Many assumed Trump’s campaign promises of huge projects to rebuild America’s crumbling infrastructure would be bankrolled by government debt and tax-payer money. But the administration’s budget proposal actually cut infrastructure spending, leaving us to wonder whether there is any momentum at all for this important part of his agenda.
Head of both the president’s business advisory council and private-equity firm Blackstone, Stephen Schwarzman, had an answer to our question over the weekend. On Saturday, Blackstone announced plans to create a US$40 billion infrastructure fund to focus on US projects, with US$20 billion coming from Saudi Arabia’s largest sovereign wealth fund.
“Through the equity in this vehicle and additional debt financing, Blackstone expects to invest in more than $100bn of infrastructure projects, principally in the US,” a statement from Blackstone and the Saudi fund said.

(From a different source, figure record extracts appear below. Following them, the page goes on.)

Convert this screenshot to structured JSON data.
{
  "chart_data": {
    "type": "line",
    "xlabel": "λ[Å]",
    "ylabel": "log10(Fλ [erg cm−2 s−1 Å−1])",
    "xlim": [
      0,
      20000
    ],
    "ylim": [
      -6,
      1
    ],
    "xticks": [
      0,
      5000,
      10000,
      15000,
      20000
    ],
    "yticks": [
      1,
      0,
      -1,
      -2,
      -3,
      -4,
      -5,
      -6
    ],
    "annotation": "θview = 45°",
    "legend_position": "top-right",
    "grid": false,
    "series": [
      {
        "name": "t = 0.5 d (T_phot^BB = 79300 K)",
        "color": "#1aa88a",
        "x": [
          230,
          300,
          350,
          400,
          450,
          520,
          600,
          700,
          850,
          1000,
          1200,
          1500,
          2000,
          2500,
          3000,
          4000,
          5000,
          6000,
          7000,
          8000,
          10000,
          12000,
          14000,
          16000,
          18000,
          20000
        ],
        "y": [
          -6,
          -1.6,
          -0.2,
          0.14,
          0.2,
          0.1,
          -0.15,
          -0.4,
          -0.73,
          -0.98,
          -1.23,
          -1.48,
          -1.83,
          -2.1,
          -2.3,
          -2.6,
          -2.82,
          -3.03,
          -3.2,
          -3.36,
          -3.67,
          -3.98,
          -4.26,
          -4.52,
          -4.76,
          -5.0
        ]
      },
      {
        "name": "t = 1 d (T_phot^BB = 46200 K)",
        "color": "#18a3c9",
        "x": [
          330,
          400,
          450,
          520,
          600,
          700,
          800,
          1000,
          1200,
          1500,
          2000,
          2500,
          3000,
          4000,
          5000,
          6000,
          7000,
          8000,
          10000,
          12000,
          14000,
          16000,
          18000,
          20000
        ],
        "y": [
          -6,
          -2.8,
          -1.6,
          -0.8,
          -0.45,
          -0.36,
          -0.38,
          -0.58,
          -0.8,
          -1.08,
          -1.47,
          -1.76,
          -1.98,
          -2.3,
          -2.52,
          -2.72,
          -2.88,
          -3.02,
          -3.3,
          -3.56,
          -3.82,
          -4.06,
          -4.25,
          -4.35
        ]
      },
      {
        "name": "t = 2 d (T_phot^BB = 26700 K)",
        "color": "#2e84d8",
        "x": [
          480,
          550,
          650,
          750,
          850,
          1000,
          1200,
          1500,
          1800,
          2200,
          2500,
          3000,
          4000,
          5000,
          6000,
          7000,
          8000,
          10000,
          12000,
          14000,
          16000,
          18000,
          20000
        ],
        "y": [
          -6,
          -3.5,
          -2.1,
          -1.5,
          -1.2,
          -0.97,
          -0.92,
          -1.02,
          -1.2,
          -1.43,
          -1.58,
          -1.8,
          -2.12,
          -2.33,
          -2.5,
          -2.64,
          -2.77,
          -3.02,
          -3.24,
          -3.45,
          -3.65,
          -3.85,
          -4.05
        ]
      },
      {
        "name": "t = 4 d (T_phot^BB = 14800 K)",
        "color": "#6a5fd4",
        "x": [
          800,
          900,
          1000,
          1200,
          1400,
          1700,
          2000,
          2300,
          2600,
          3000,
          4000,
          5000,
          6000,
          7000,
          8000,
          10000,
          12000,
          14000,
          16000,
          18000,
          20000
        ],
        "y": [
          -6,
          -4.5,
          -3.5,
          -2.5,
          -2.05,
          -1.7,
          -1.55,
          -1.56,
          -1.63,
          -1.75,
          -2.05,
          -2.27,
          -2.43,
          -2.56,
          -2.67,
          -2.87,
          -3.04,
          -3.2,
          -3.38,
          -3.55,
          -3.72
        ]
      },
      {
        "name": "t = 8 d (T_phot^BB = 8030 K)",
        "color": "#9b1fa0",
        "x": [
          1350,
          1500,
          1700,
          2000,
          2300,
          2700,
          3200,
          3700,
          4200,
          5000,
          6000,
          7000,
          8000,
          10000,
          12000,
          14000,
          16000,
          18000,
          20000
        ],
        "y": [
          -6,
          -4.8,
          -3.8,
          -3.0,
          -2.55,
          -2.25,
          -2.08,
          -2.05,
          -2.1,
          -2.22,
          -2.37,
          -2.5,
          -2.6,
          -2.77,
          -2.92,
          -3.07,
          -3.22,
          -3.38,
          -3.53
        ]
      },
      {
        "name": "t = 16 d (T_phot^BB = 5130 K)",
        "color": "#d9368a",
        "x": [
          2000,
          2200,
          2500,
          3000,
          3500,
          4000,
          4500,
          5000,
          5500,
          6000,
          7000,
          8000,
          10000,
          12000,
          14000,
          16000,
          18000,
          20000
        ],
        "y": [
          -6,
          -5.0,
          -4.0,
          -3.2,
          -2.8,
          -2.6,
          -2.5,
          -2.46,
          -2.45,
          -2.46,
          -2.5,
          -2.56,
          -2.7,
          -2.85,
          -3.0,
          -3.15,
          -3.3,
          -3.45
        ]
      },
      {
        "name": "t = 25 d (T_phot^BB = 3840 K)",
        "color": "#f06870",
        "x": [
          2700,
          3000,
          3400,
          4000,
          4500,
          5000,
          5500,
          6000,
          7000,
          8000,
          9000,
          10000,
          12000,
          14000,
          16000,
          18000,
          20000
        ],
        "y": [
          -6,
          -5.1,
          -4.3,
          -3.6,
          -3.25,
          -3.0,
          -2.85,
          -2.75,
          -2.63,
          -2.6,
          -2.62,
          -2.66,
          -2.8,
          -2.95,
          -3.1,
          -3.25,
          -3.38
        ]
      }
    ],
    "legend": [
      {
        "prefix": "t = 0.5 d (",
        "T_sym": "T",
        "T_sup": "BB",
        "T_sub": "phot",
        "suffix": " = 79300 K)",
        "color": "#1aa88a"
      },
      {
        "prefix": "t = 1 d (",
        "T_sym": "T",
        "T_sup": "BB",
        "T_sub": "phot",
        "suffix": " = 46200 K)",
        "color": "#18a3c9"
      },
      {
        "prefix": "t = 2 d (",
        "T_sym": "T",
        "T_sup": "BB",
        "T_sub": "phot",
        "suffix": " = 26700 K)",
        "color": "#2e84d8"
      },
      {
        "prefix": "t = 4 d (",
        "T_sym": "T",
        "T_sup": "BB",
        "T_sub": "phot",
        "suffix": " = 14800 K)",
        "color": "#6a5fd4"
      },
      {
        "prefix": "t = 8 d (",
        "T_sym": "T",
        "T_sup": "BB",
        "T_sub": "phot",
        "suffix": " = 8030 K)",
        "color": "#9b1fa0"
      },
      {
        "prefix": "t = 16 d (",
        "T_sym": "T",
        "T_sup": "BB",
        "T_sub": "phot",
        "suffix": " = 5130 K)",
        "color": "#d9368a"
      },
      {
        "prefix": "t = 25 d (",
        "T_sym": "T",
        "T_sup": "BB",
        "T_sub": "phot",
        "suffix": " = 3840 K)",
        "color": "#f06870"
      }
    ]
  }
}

Gillian Tett at the Financial Times asks: what should investors make of this? She points out that business leaders’ time spent with the Trump administration is paying off, with Blackstone’s share price surging following the deal. Another lesson is that non-US governments and investors have found that a focus on US infrastructure is an easy way to win points with the president.
But, obviously relying on private resources for infrastructure spending is not going to fly for many projects that can’t generate revenue, and for Trump’s vision of a US$1 trillion infrastructure push to materialize, the budget will have to be changed to reflect that priority — if it truly is one.